I had a remarkable thought while hunting a pacifier the other day: If only scientists could harness the energy source that powers a squalling baby and eliminate dirty diapers, we’d have unlimited clean energy. The thought isn’t remarkable in the sense that it’s groundbreaking or even remotely plausible, just that it’s a thought and I haven’t thought much lately.

I’m not sure what my brain has been doing, but mostly it hasn’t been thinking. It’s been trying to do anything possible not to think, even resorting to watching World Dodgeball Federation videos on YouTube. (Who knew semi-professional dodgeball was such a great spectator sport?)
You might think that not-thinking would be the modus operandi for writers of a particular sort who plumb the depths of unsophisticated farm humor. To a certain extent, doing dumb things does provide plenty of raw material, but to craft that raw material into words requires neurons and synapses to fire, and lately my brain has been backfiring.
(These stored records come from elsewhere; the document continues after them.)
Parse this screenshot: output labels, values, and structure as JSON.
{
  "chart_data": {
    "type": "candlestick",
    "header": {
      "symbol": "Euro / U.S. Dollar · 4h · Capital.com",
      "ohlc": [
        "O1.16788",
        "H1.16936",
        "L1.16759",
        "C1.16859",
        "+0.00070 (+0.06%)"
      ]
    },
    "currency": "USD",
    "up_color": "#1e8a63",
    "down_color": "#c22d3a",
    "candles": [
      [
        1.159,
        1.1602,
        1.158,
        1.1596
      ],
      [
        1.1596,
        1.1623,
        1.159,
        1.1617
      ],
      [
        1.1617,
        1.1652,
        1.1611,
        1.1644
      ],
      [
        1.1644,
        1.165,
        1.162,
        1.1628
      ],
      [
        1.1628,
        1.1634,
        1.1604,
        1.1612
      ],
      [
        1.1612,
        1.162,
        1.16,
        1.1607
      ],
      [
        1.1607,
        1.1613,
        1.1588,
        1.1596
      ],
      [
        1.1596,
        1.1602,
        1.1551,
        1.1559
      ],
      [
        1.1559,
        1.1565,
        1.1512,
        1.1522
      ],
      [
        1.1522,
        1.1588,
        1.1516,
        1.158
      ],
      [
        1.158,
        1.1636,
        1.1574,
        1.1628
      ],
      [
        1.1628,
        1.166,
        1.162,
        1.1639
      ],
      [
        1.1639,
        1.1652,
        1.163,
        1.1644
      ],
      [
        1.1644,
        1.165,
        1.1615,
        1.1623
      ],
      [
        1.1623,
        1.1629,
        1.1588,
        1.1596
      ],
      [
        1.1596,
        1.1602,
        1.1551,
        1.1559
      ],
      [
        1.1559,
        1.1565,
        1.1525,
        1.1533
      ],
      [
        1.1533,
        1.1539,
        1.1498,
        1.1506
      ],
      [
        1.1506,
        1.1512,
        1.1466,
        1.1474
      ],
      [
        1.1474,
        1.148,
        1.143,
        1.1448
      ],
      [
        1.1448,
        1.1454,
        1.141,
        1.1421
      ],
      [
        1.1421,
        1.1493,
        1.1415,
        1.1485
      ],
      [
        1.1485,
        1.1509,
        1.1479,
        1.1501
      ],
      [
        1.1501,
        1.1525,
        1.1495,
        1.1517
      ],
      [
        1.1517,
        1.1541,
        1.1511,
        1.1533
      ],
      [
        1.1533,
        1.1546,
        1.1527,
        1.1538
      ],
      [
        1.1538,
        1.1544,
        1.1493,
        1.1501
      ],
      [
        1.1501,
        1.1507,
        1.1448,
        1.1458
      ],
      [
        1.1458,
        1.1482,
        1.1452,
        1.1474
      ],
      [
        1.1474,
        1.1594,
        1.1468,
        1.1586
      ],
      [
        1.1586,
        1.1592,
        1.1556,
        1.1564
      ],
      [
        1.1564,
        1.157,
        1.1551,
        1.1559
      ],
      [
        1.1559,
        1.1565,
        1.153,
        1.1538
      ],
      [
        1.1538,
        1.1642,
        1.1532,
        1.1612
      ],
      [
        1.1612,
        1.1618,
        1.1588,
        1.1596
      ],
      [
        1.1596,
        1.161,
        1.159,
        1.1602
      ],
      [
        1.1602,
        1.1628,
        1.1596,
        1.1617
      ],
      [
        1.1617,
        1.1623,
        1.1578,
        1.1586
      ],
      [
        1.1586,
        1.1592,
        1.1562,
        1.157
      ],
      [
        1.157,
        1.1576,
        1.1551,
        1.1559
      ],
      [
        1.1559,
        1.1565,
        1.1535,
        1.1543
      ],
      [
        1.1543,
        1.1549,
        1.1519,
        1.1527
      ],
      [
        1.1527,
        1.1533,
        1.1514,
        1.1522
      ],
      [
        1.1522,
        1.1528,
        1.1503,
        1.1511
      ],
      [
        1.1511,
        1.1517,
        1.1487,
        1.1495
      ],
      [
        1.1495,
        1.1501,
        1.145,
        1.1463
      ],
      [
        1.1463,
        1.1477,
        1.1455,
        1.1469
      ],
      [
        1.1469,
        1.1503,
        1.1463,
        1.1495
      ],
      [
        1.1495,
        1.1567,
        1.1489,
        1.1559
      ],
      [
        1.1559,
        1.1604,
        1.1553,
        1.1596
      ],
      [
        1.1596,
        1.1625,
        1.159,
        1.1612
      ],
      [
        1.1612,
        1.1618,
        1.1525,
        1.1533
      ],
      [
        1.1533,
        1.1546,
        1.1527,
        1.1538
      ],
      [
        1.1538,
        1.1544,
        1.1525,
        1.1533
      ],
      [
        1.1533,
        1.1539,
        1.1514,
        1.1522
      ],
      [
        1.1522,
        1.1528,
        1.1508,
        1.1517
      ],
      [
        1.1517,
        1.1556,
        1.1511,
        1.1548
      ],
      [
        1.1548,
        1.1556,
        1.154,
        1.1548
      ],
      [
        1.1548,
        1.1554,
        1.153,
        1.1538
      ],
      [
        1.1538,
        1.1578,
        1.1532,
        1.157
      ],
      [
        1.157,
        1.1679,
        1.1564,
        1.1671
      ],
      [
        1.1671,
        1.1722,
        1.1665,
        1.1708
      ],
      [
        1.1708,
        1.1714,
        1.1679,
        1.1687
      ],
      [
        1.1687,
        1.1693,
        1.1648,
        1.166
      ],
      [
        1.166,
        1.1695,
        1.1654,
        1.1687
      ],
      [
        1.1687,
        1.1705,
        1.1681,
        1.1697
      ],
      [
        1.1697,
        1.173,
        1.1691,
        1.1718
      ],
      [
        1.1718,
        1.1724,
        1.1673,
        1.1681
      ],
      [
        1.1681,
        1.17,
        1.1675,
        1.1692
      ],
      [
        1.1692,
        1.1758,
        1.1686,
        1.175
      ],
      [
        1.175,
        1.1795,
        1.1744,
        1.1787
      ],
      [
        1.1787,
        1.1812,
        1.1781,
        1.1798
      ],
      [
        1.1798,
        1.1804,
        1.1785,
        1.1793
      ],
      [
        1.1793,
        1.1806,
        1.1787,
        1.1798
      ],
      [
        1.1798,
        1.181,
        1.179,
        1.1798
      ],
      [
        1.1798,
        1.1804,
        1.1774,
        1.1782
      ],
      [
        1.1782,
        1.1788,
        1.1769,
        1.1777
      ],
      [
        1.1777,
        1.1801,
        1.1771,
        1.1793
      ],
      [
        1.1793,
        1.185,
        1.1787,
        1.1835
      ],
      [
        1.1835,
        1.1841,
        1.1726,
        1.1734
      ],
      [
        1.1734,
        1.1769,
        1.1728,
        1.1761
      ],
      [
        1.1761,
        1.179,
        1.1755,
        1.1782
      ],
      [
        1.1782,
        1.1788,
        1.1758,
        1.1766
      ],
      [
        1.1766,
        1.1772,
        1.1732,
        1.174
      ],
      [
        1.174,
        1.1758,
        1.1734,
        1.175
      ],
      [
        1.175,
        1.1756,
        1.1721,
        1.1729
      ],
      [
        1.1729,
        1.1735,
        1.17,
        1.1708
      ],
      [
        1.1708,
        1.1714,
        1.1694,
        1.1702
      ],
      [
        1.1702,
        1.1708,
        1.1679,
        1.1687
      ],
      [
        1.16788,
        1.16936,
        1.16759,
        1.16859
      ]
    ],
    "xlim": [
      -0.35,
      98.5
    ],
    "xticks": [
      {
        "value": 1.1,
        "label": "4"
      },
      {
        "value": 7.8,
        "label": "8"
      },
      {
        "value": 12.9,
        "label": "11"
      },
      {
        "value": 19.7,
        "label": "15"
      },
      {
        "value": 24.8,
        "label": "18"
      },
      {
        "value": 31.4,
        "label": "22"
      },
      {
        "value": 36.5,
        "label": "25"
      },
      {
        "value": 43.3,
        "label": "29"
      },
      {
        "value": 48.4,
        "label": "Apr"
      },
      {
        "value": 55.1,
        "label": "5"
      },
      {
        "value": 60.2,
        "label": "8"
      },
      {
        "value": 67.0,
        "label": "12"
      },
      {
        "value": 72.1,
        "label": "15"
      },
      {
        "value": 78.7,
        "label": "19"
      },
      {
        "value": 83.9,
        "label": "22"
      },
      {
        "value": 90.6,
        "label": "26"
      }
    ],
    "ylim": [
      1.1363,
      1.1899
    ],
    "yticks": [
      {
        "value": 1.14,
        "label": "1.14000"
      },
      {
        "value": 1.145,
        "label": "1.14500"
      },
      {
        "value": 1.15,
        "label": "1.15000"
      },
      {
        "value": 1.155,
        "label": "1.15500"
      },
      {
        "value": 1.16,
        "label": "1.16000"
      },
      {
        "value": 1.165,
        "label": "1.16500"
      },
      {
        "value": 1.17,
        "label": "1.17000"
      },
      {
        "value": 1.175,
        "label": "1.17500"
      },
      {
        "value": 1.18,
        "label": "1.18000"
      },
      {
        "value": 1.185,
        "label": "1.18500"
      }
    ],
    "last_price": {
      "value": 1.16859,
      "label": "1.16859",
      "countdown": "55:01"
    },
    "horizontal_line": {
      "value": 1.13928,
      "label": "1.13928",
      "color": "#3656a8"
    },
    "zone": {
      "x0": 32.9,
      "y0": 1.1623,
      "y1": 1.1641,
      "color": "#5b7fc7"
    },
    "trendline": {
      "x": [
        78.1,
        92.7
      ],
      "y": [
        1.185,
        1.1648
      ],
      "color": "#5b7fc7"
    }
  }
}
It always amazes me to read about writers who have the brainpower, or really willpower, to write no matter what, every day. One of my favorite writers is Annie Dillard, and she’s an advocate for sticking to a daily writing schedule. In The Writing Life, she says,
“A work in progress quickly becomes feral. It reverts to a wild state overnight. It is barely domesticated, a mustang on which you one day fastened a halter, but which now you cannot catch. It is a lion you cage in your study. As the work grows, it gets harder to control; it is a lion growing in strength. You must visit it every day and reassert your mastery over it. If you skip a day, you are, quite rightly, afraid to open the door to its room. You enter its room with bravura, holding a chair at the thing and shouting, “Simba!”
And Dillard practiced what she preached, writing every day, reasserting mastery over her manuscripts, so much so she won the Pulitzer Prize–by age 29. Another one of my favorite writers, Patrick McManus, spent two hours every day writing. He died a few years ago at age 85, having authored 23 books.
Despite my best efforts to write some every day, lately I haven’t been mustering the brainpower. I’ve got a nearly-finished first draft of a manuscript that has, as Dillard put it, turned into a lion. I’m afraid to reopen the document and look at it, much less work on it again. It just seems untamable. The problem is I don’t really know what the book is–is it a semi-truthful memoir of my attempts at farming, a collection of loosely-related and ridiculous short stories, or a manual of what not to do for young farmers. Right now, it feels like a three-headed beast that needs two of its heads chopped off.
Speaking of farming, I had a farmer tell me once that there are two types of combines: combines that are broke down, and combines that are fixin to break down. I think that accurately describes my writing process. Even when I’m writing every day, there is always the looming feeling out there that my brain is about to break down, not in a bonkers sort of way, just in the I-don’t-have-energy-to-think sort of way. And right now my brain is broke down, and I’m not exactly sure how to get it back up and running again.
For you writers out there, what’s your go-to solution for fixing a broke-down brain?